Sadly, there are many in our community suffering from illness, loss and other sources of pain. Simply put – they rely on us, their friends and community, to care enough to enter the Ring. Perhaps we will be towards the center of the circle, or maybe we will be in one of the outside concentric rings. But the worst thing we could do is to disappear from the picture altogether.
Rabbi Grajower suggests, “One of the hardest facets of going through an illness or tragedy is the profound sense of loneliness that accompanies such tribulations… In my experience, the best way to help that person/family feel less isolated is to reach out frequently, with very short messages.

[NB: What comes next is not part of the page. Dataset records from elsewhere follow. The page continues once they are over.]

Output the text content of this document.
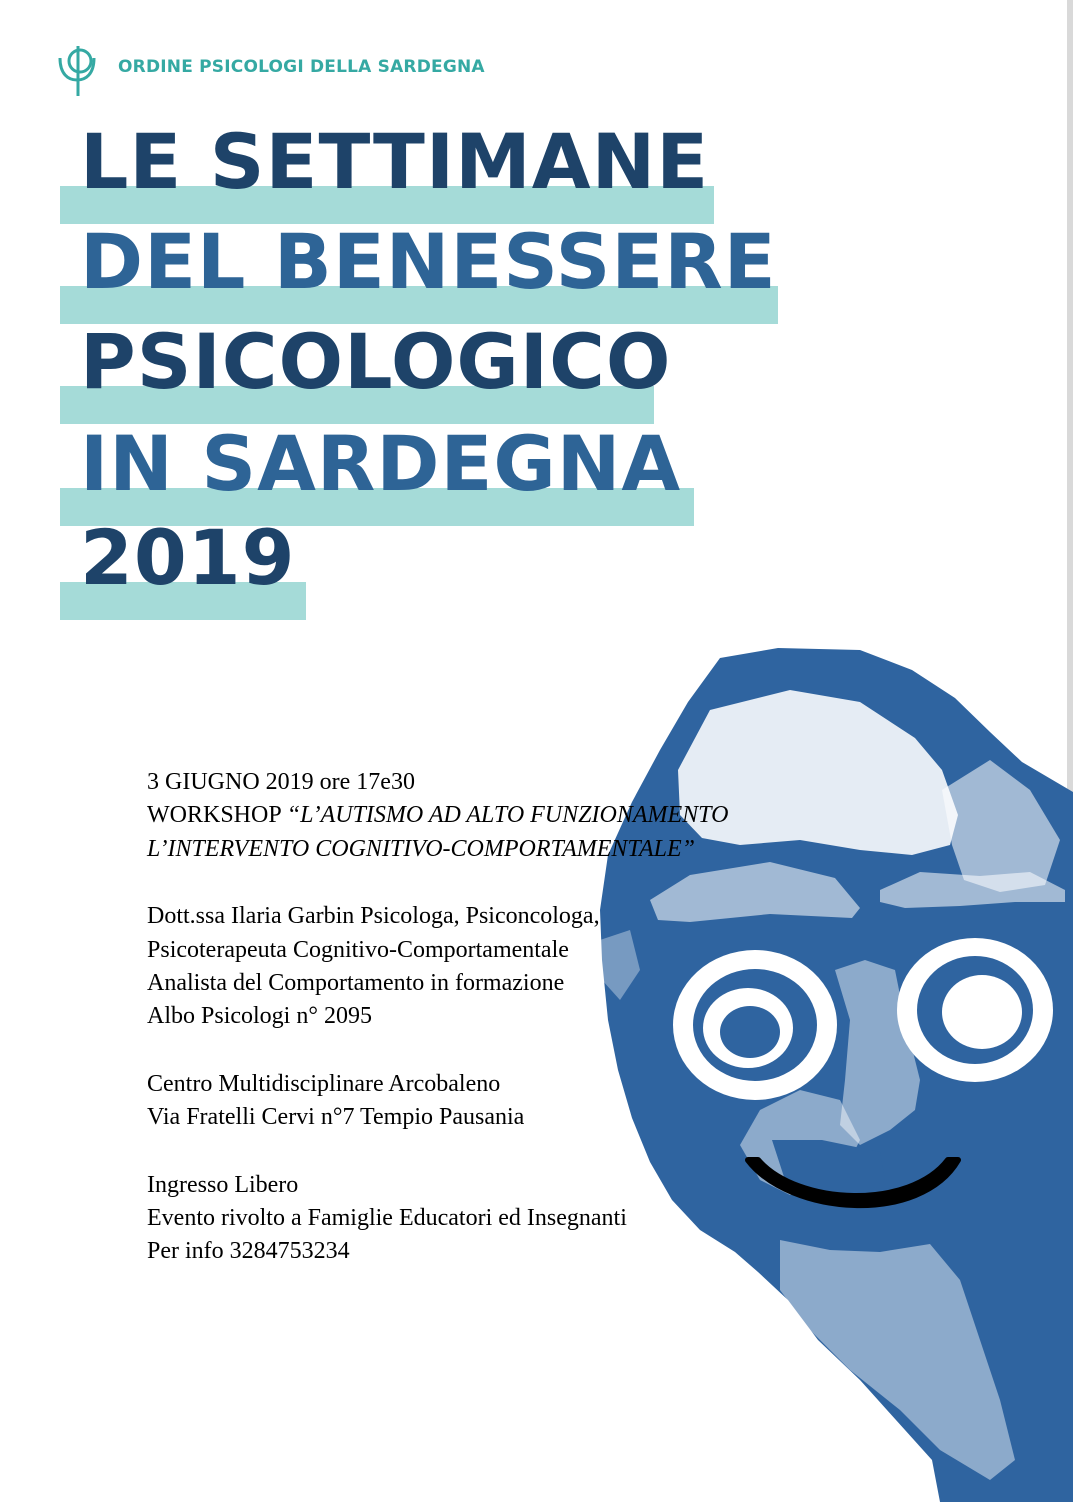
ORDINE PSICOLOGI DELLA SARDEGNA
LE SETTIMANE
DEL BENESSERE
PSICOLOGICO
IN SARDEGNA
2019
3 GIUGNO 2019 ore 17e30
WORKSHOP “L’AUTISMO AD ALTO FUNZIONAMENTO
L’INTERVENTO COGNITIVO-COMPORTAMENTALE”
Dott.ssa Ilaria Garbin Psicologa, Psiconcologa,
Psicoterapeuta Cognitivo-Comportamentale
Analista del Comportamento in formazione
Albo Psicologi n° 2095
Centro Multidisciplinare Arcobaleno
Via Fratelli Cervi n°7 Tempio Pausania
Ingresso Libero
Evento rivolto a Famiglie Educatori ed Insegnanti
Per info 3284753234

Even now, a few people text me every Friday to wish me a good Shabbos. Some friends call or text randomly just to let me know they are thinking of me. These simple messages, which take only a few seconds to send, can be extremely touching and powerful in combatting the loneliness.”
Reach out, visit, send a text, spontaneously drop off flowers or a Challah, invite for a meal, or just let them know that you pray for them, think about them, and empathize with them. Find the important balance between showing up and providing them necessary space.

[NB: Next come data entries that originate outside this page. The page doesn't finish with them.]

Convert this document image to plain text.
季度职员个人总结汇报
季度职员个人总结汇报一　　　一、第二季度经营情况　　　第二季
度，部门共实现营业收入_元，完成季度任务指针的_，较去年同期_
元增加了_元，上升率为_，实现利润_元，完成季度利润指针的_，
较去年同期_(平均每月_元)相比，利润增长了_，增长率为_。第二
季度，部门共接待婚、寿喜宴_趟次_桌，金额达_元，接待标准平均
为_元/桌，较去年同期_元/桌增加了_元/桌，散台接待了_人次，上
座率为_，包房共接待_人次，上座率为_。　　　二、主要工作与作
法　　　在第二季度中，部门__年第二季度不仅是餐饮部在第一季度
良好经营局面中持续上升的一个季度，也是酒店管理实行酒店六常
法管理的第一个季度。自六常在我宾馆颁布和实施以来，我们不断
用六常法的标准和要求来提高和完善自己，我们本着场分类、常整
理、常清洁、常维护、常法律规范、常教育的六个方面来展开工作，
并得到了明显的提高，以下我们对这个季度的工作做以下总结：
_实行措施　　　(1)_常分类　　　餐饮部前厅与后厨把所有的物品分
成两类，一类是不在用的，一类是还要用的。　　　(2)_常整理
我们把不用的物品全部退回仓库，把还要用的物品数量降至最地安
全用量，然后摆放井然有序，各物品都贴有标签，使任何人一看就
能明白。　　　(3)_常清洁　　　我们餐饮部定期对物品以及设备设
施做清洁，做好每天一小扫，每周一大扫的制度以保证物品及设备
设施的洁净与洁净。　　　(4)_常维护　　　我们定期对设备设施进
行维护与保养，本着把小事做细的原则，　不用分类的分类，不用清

It is so hard to see people we care about in pain. It is even more challenging when there is nothing we can do to relieve it, reverse it or make it go away. At those times, our responsibility is to be nosei b’ol im chaveiro, to grab on to the burden and do our small part to carry it. Knowing we are davening from the depths of our hearts, doing tangible practical things and making sure to only comfort in can make it the smallest bit lighter for those that we love and care about.
Rabbi Efrem Goldberg is the Rabbi at The Boca Raton Synagogue in Florida.